Heidelberg is located on the banks of the Neckar River, which provides a stable temperature and opportunities for boating activities in the summer.
It is a university town; almost a quarter of its population is students. While this might come with some downsides, it does mean modern and efficient infrastructure, even by German standards.
Heidelberg is a UNESCO City of Literature, which is one of many of its cultural accolades. It’s home to the annual Vampire Ball along with its own version of Rottweil’s Fasnet.
You’ll also find a classical music festival and an Easter egg market, which is another must-see event in Germany.
You’ll find it easy to get around town thanks to its public transport system. Heidelberg is also home to one of the longest pedestrian streets in Europe, so it’s another one that requires good walking shoes!
Despite its potentially unfortunate name in English, Binz is a highly sought-after seaside town in northern Germany. It’s one of the country’s main resort towns, offering white sand, seaside walks, and incredible architecture.

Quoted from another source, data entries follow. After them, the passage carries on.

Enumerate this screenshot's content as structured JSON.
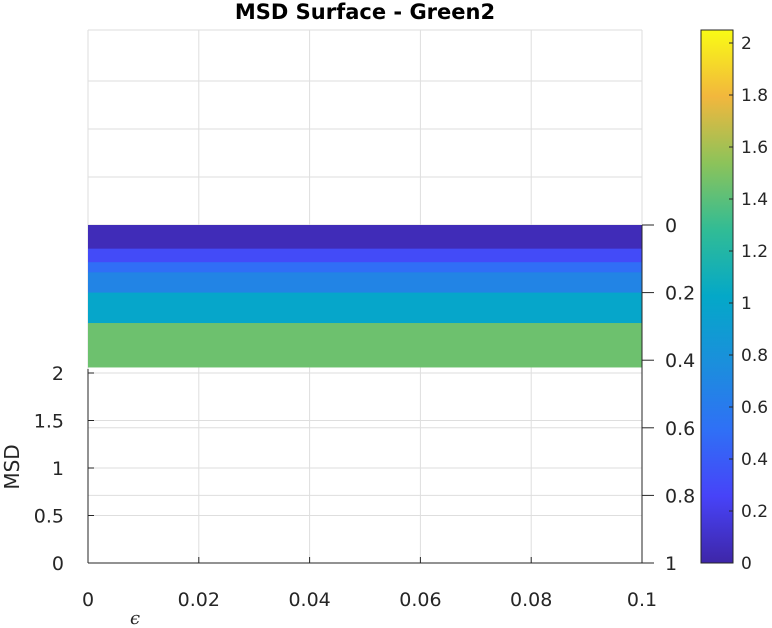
{
  "chart_data": {
    "type": "heatmap",
    "title": "MSD Surface - Green2",
    "xlabel": "ϵ",
    "ylabel": "MSD",
    "xlim": [
      0,
      0.1
    ],
    "x_ticks": [
      "0",
      "0.02",
      "0.04",
      "0.06",
      "0.08",
      "0.1"
    ],
    "left_axis": {
      "ylim": [
        0,
        2
      ],
      "ticks": [
        "0",
        "0.5",
        "1",
        "1.5",
        "2"
      ]
    },
    "right_axis": {
      "ylim": [
        0,
        1
      ],
      "direction": "reverse",
      "ticks": [
        "0",
        "0.2",
        "0.4",
        "0.6",
        "0.8",
        "1"
      ]
    },
    "grid": true,
    "bands": [
      {
        "y0": 0.0,
        "y1": 0.07,
        "value": 0.05
      },
      {
        "y0": 0.07,
        "y1": 0.11,
        "value": 0.3
      },
      {
        "y0": 0.11,
        "y1": 0.14,
        "value": 0.5
      },
      {
        "y0": 0.14,
        "y1": 0.2,
        "value": 0.68
      },
      {
        "y0": 0.2,
        "y1": 0.29,
        "value": 1.0
      },
      {
        "y0": 0.29,
        "y1": 0.42,
        "value": 1.45
      }
    ],
    "colorbar": {
      "colormap": "parula",
      "clim": [
        0,
        2.05
      ],
      "ticks": [
        "0",
        "0.2",
        "0.4",
        "0.6",
        "0.8",
        "1",
        "1.2",
        "1.4",
        "1.6",
        "1.8",
        "2"
      ]
    }
  }
}
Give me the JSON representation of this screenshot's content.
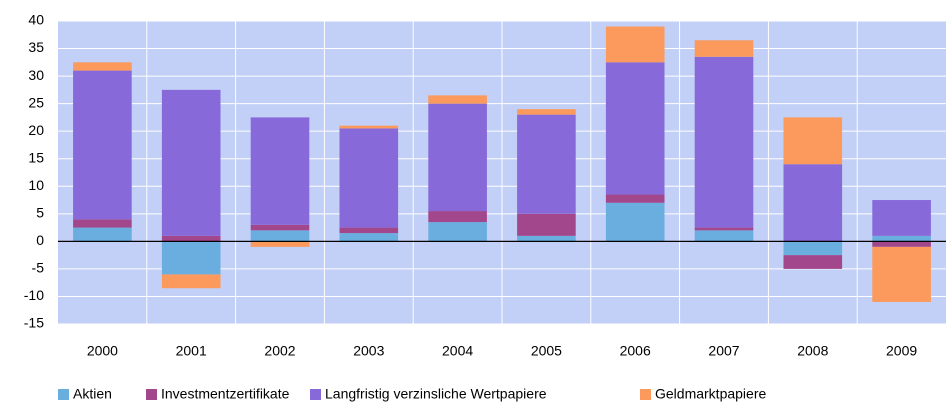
{
  "chart_data": {
    "type": "bar",
    "stacked": true,
    "categories": [
      "2000",
      "2001",
      "2002",
      "2003",
      "2004",
      "2005",
      "2006",
      "2007",
      "2008",
      "2009"
    ],
    "series": [
      {
        "name": "Aktien",
        "color": "#6aaee0",
        "values": [
          2.5,
          -6,
          2,
          1.5,
          3.5,
          1,
          7,
          2,
          -2.5,
          1
        ]
      },
      {
        "name": "Investmentzertifikate",
        "color": "#a3478d",
        "values": [
          1.5,
          1,
          1,
          1,
          2,
          4,
          1.5,
          0.5,
          -2.5,
          -1
        ]
      },
      {
        "name": "Langfristig verzinsliche Wertpapiere",
        "color": "#8769d9",
        "values": [
          27,
          26.5,
          19.5,
          18,
          19.5,
          18,
          24,
          31,
          14,
          6.5
        ]
      },
      {
        "name": "Geldmarktpapiere",
        "color": "#fb9a5c",
        "values": [
          1.5,
          -2.5,
          -1,
          0.5,
          1.5,
          1,
          6.5,
          3,
          8.5,
          -10
        ]
      }
    ],
    "ylim": [
      -15,
      40
    ],
    "yticks": [
      -15,
      -10,
      -5,
      0,
      5,
      10,
      15,
      20,
      25,
      30,
      35,
      40
    ],
    "grid": true
  }
}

As you can imagine, it’s a popular choice for German holidaymakers. While it might be busy in the summer months, residents know all the best haunts to avoid the biggest tourist crowds. Spend the off-season exploring so you can find your beach of choice for when the main strip gets busy.
Binz made its name in the late-19th and early-20th centuries, which is reflected in its architecture. The Granitz Hunting Lodge and resort hotels provide incredible backdrops and never get old, even when you live around them.
Numerous cities near Binz will cover your infrastructure and transport needs. Comparatively speaking, it’s a fairly isolated town, but this isn’t necessarily a bad thing.
Meersburg is a town in southern Germany located on the banks of Lake Constance. It’s home to two castles, including the Old Castle, unsurprisingly one of the oldest castles in the country.
The town has great connections to the surrounding area. There’s a ferry across the lake, and the B31 motorway runs from the French border to the Austrian border. In short, you’re connected to almost anywhere you could want to go.
Meersburg has all the medieval architecture you could want along with numerous cultural sights and activities.
Walking on the banks of the lake is a must, as is a visit to the thermal spa that has a seamless indoor/outdoor pool. Better yet, Meersburg is a major wine-producing region and hosts an annual festival.
In short, Meersburg would be a good choice for expats wanting to travel. While it’s not the only place in Germany with excellent road connections, it combines this with stunning scenery, cultural activities, and clear local heritage.
Meersburg stands out as a key retirement destination, even among Germany’s impressive offerings.
Final thoughts on living in Germany
Germany has bustling networks of expats in its major cities, whether they have moved there for work or retirement. If you’re keen to live in Germany around others in a similar situation to you, these would be your best bet for top destinations.
But, going off the beaten track opens the country up into a world of culture, tradition, and beauty. While you might not be surrounded by expats in the same way, you’ll be far more in touch with the “real” Germany.